Baseball Hall of Fame’s loss is the Museum of Bad Art’s gain


It’s official: My creepy, ghoulish $11 oil painting will NOT be joining Ty Cobb’s wooden dentures or Curt Schilling’s bloody sock in Cooperstown.

Here’s the letter I received from the curators at the National Baseball Hall of Fame:


After purchasing this painting at an estate auction for Ted Williams’ third wife, I conducted an unscientific, nonbinding poll about which museum most deserved “Portrait of a Woman in Agony” as a donation. The Ted Williams Museum in St. Petersburg, Florida edged out the Museum of Bad Art (MOBA) in Boston by a 36-33 percent margin.

Because the poll is nonbinding, and reliable reports that Ted Williams’ family is not fond of my writing, I have no guilt whatsoever going the MOBA route.

MOBA, which is devoted to preserving “Art Too Bad to Be Ignored,” secured the donation this week after extensive e-mail negotiations between me and curator-in-chief Michael Frank — who recently authored a spectacular coffee table book. There will be a formal acceptance ceremony at a major MOBA art show this spring (Details TBA).


At left is the Claudia Williams painting, which will join artworks such as the “Mana Lisa,” a beardstubbled version of the original, at the cherished Boston institution.

I will also be donating the Baseball Hall of Fame rejection letter and the art auction’s certificate of authenticity, should any authenticity issues ever arise.
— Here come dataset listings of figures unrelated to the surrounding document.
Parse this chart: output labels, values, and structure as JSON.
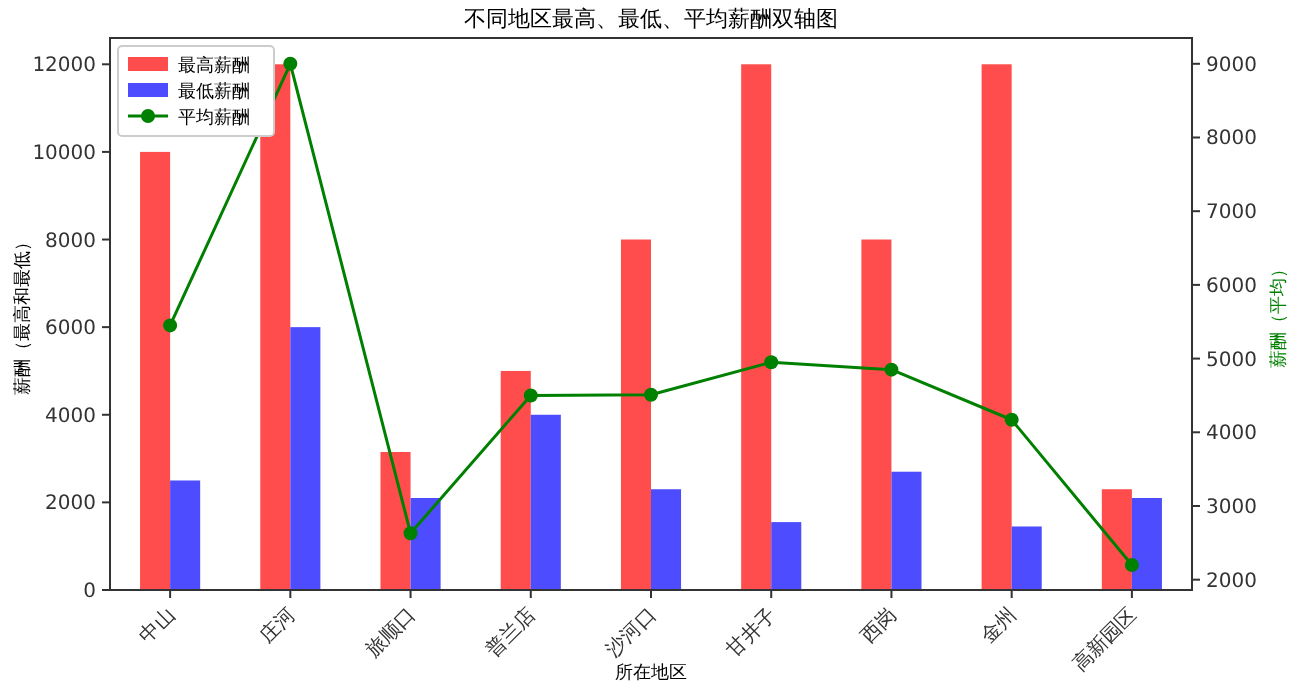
{
  "chart_data": {
    "type": "bar",
    "title": "不同地区最高、最低、平均薪酬双轴图",
    "xlabel": "所在地区",
    "ylabel": "薪酬（最高和最低）",
    "y2label": "薪酬（平均）",
    "categories": [
      "中山",
      "庄河",
      "旅顺口",
      "普兰店",
      "沙河口",
      "甘井子",
      "西岗",
      "金州",
      "高新园区"
    ],
    "series": [
      {
        "name": "最高薪酬",
        "color": "#ff4d4d",
        "values": [
          10000,
          12000,
          3150,
          5000,
          8000,
          12000,
          8000,
          12000,
          2300
        ]
      },
      {
        "name": "最低薪酬",
        "color": "#4d4dff",
        "values": [
          2500,
          6000,
          2100,
          4000,
          2300,
          1550,
          2700,
          1450,
          2100
        ]
      },
      {
        "name": "平均薪酬",
        "type": "line",
        "axis": "y2",
        "color": "#008000",
        "marker": "circle",
        "values": [
          5450,
          9000,
          2630,
          4500,
          4510,
          4950,
          4850,
          4170,
          2200
        ]
      }
    ],
    "ylim": [
      0,
      12600
    ],
    "yticks": [
      0,
      2000,
      4000,
      6000,
      8000,
      10000,
      12000
    ],
    "y2lim": [
      1860,
      9350
    ],
    "y2ticks": [
      2000,
      3000,
      4000,
      5000,
      6000,
      7000,
      8000,
      9000
    ],
    "legend": "top left",
    "grid": false
  }
}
It should be noted that MOBA does NOT accept just any piece of horrific art. Just like the snobby art museums, they have standards and claim to reject more than 80 percent of the paintings offered to them.
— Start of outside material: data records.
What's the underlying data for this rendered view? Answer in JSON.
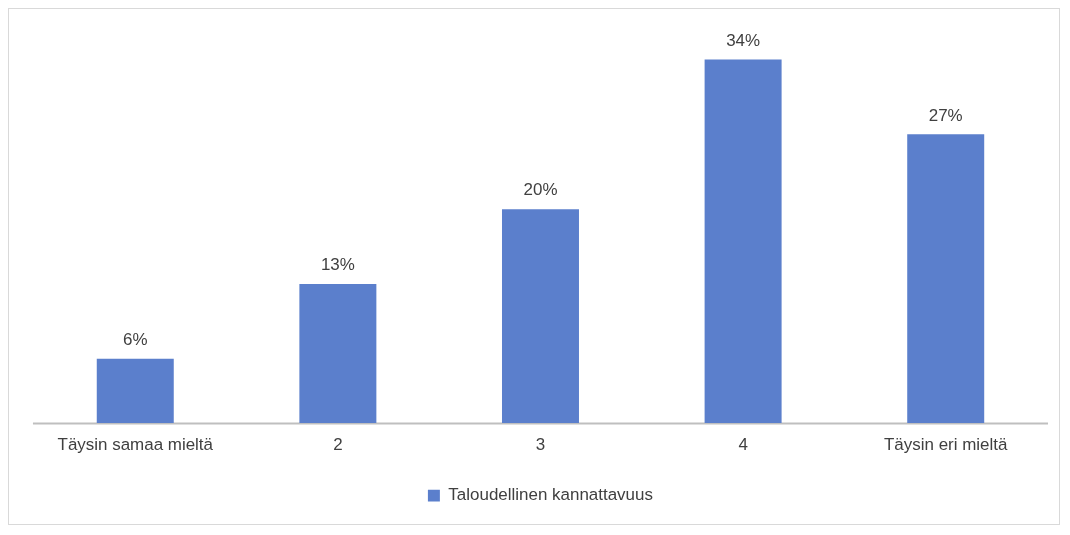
{
  "chart_data": {
    "type": "bar",
    "categories": [
      "Täysin samaa mieltä",
      "2",
      "3",
      "4",
      "Täysin eri mieltä"
    ],
    "series": [
      {
        "name": "Taloudellinen kannattavuus",
        "color": "#5b7fcc",
        "values": [
          6,
          13,
          20,
          34,
          27
        ],
        "value_labels": [
          "6%",
          "13%",
          "20%",
          "34%",
          "27%"
        ]
      }
    ],
    "legend": "bottom",
    "grid": false
  }
}
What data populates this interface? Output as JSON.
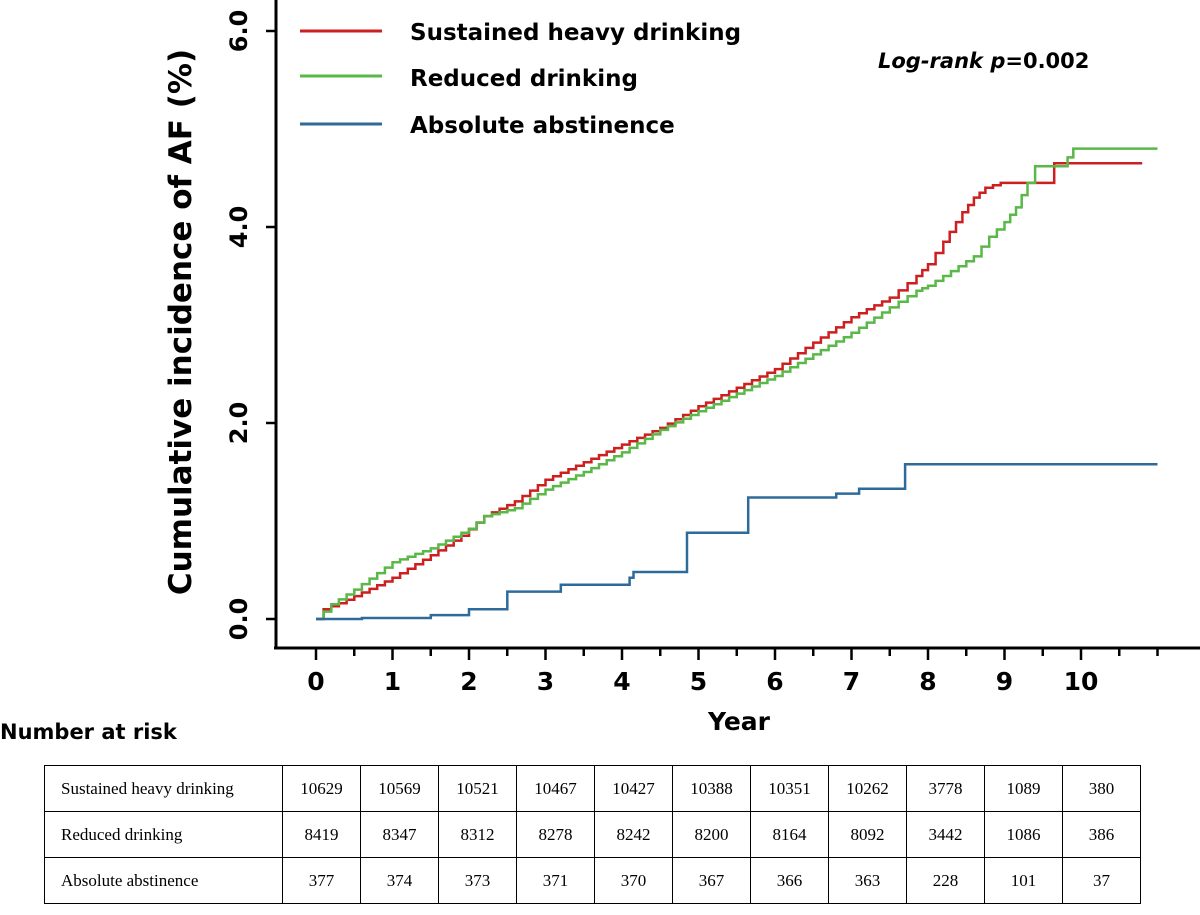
{
  "chart_data": {
    "type": "line",
    "ylabel": "Cumulative incidence of AF (%)",
    "xlabel": "Year",
    "yticks": [
      "0.0",
      "2.0",
      "4.0",
      "6.0"
    ],
    "xticks": [
      "0",
      "1",
      "2",
      "3",
      "4",
      "5",
      "6",
      "7",
      "8",
      "9",
      "10"
    ],
    "xlim": [
      0,
      11
    ],
    "ylim": [
      0,
      6
    ],
    "annotation": {
      "prefix": "Log-rank ",
      "p": "p",
      "value": "=0.002"
    },
    "legend_position": "top-left",
    "series": [
      {
        "name": "Sustained heavy drinking",
        "color": "#cc1f1f",
        "points": [
          [
            0,
            0
          ],
          [
            0.1,
            0.1
          ],
          [
            0.3,
            0.16
          ],
          [
            0.6,
            0.27
          ],
          [
            1.0,
            0.42
          ],
          [
            1.5,
            0.65
          ],
          [
            1.9,
            0.85
          ],
          [
            2.2,
            1.05
          ],
          [
            2.6,
            1.2
          ],
          [
            3.0,
            1.42
          ],
          [
            3.5,
            1.6
          ],
          [
            4.0,
            1.78
          ],
          [
            4.5,
            1.95
          ],
          [
            5.0,
            2.17
          ],
          [
            5.5,
            2.36
          ],
          [
            6.0,
            2.55
          ],
          [
            6.5,
            2.82
          ],
          [
            7.0,
            3.08
          ],
          [
            7.5,
            3.28
          ],
          [
            7.85,
            3.5
          ],
          [
            8.0,
            3.62
          ],
          [
            8.2,
            3.85
          ],
          [
            8.45,
            4.15
          ],
          [
            8.6,
            4.3
          ],
          [
            8.75,
            4.4
          ],
          [
            8.95,
            4.45
          ],
          [
            9.6,
            4.45
          ],
          [
            9.65,
            4.65
          ],
          [
            10.8,
            4.65
          ]
        ]
      },
      {
        "name": "Reduced drinking",
        "color": "#5ab848",
        "points": [
          [
            0,
            0
          ],
          [
            0.2,
            0.15
          ],
          [
            0.5,
            0.3
          ],
          [
            1.0,
            0.58
          ],
          [
            1.5,
            0.72
          ],
          [
            2.0,
            0.92
          ],
          [
            2.2,
            1.05
          ],
          [
            2.6,
            1.13
          ],
          [
            3.0,
            1.32
          ],
          [
            3.5,
            1.5
          ],
          [
            4.0,
            1.7
          ],
          [
            4.5,
            1.93
          ],
          [
            5.0,
            2.12
          ],
          [
            5.5,
            2.3
          ],
          [
            6.0,
            2.48
          ],
          [
            6.5,
            2.7
          ],
          [
            7.0,
            2.92
          ],
          [
            7.5,
            3.18
          ],
          [
            7.85,
            3.35
          ],
          [
            8.0,
            3.4
          ],
          [
            8.3,
            3.55
          ],
          [
            8.6,
            3.7
          ],
          [
            8.8,
            3.9
          ],
          [
            9.0,
            4.05
          ],
          [
            9.15,
            4.2
          ],
          [
            9.3,
            4.45
          ],
          [
            9.4,
            4.62
          ],
          [
            9.75,
            4.62
          ],
          [
            9.9,
            4.8
          ],
          [
            11.0,
            4.8
          ]
        ]
      },
      {
        "name": "Absolute abstinence",
        "color": "#2e6a9a",
        "points": [
          [
            0,
            0
          ],
          [
            0.6,
            0.01
          ],
          [
            1.5,
            0.04
          ],
          [
            2.0,
            0.1
          ],
          [
            2.5,
            0.28
          ],
          [
            3.2,
            0.35
          ],
          [
            4.1,
            0.42
          ],
          [
            4.15,
            0.48
          ],
          [
            4.85,
            0.88
          ],
          [
            5.65,
            1.24
          ],
          [
            6.8,
            1.28
          ],
          [
            7.1,
            1.33
          ],
          [
            7.7,
            1.58
          ],
          [
            11.0,
            1.58
          ]
        ]
      }
    ],
    "risk_table": {
      "title": "Number at risk",
      "rows": [
        {
          "label": "Sustained heavy drinking",
          "values": [
            "10629",
            "10569",
            "10521",
            "10467",
            "10427",
            "10388",
            "10351",
            "10262",
            "3778",
            "1089",
            "380"
          ]
        },
        {
          "label": "Reduced drinking",
          "values": [
            "8419",
            "8347",
            "8312",
            "8278",
            "8242",
            "8200",
            "8164",
            "8092",
            "3442",
            "1086",
            "386"
          ]
        },
        {
          "label": "Absolute abstinence",
          "values": [
            "377",
            "374",
            "373",
            "371",
            "370",
            "367",
            "366",
            "363",
            "228",
            "101",
            "37"
          ]
        }
      ]
    }
  }
}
“The pieces that we look for would never hang in a museum or commercial gallery, yet they have some quality that draws you to them — or perhaps grabs you by the throat and won’t let go.”

“As a rule we do not accept:

1. Works painted on velvet.

2. Paint-by-Number

3. Any of the well-known kitschy motifs (dogs playing cards, big-eyed kids and all that) unless they break new ground in a startling way.”

Keep your eye on this space for upcoming details about the gala affair celebrating “Portrait of a Woman in Agony.”

The Baseball Hall of Fame keeps rejecting Jim Rice, the most feared hitter of my generation. So I suppose, it’s not a shock that they turned down this precious slice of Americana. No hard feelings, though. I hope to revisit Ty Cobb’s dentures soon.